Newly published meta-study in BMJ:
Fruit and vegetable intake and incidence of type 2 diabetes mellitus: systematic review and meta-analysis
Results Six studies met the inclusion criteria; four of these studies also provided separate information on the consumption of green leafy vegetables. Summary estimates showed that greater intake of green leafy vegetables was associated with a 14% (hazard ratio 0.86, 95% confidence interval 0.77 to 0.97) reduction in risk of type 2 diabetes (P=0.01). The summary estimates showed no significant benefits of increasing the consumption of vegetables, fruit, or fruit and vegetables combined.
I have to add a comment:
There is only one supposedly significant, positive correlation found in this study - the one with green veg (hazard ratio 0.86). It is possible [but see also (*)] that the significancy results from pooling four separate studies together. When you look at the individual studies on FIG5 : three are only marginally positive, that is their error estimates touch 1.0, while one large study  (Women’s Health Study) shows the hazard ratio of 1.0 which indicates no effect.

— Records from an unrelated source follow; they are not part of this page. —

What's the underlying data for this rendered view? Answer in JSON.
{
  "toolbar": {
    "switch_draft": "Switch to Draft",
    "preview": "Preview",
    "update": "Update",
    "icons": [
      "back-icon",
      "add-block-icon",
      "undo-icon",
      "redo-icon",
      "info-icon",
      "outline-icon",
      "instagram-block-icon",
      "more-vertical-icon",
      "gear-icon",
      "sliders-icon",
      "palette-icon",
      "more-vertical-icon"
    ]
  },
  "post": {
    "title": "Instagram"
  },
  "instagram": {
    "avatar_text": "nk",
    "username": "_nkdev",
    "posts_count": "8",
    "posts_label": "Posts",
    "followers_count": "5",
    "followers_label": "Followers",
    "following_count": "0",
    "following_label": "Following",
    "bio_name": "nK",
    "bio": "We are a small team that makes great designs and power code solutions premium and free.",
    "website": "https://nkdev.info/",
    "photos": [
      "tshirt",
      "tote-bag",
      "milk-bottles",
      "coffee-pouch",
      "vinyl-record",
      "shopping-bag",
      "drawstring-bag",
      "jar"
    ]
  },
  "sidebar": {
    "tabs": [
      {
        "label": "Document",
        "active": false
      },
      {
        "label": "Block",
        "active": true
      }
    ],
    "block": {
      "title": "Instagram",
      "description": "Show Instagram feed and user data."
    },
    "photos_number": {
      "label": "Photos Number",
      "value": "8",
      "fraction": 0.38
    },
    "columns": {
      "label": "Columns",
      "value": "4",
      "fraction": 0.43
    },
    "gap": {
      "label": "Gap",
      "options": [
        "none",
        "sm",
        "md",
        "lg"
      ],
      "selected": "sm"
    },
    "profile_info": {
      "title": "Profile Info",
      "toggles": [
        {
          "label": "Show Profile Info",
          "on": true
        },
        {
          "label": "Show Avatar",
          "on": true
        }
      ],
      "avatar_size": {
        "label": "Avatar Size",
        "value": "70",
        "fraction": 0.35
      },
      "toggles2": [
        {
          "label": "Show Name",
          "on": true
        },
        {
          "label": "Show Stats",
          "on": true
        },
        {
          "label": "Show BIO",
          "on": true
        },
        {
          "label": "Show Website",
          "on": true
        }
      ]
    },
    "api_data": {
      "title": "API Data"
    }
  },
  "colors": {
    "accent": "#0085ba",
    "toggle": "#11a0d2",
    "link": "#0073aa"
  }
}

This paper  (Nurses' Health Study data) is also interesting because it is one of the largest and longest of its kind. Again, no benefit overall from vegetable consumption and miniscule benefit from greens alone. It also shows this interesting graph:
Note (*): There is a discrepancy in the data. The resulting hazard ratio may also turn out to be not statistically significant for green vegetables, since the overall P=0.18 as per FIG.5 while at the same time it is written as P=0.01 in the abstract for the same result. Given the wide spread 0.77-0.97, my guess is that the abstract figure of 0.01 may be a typo, but I am not 100% sure.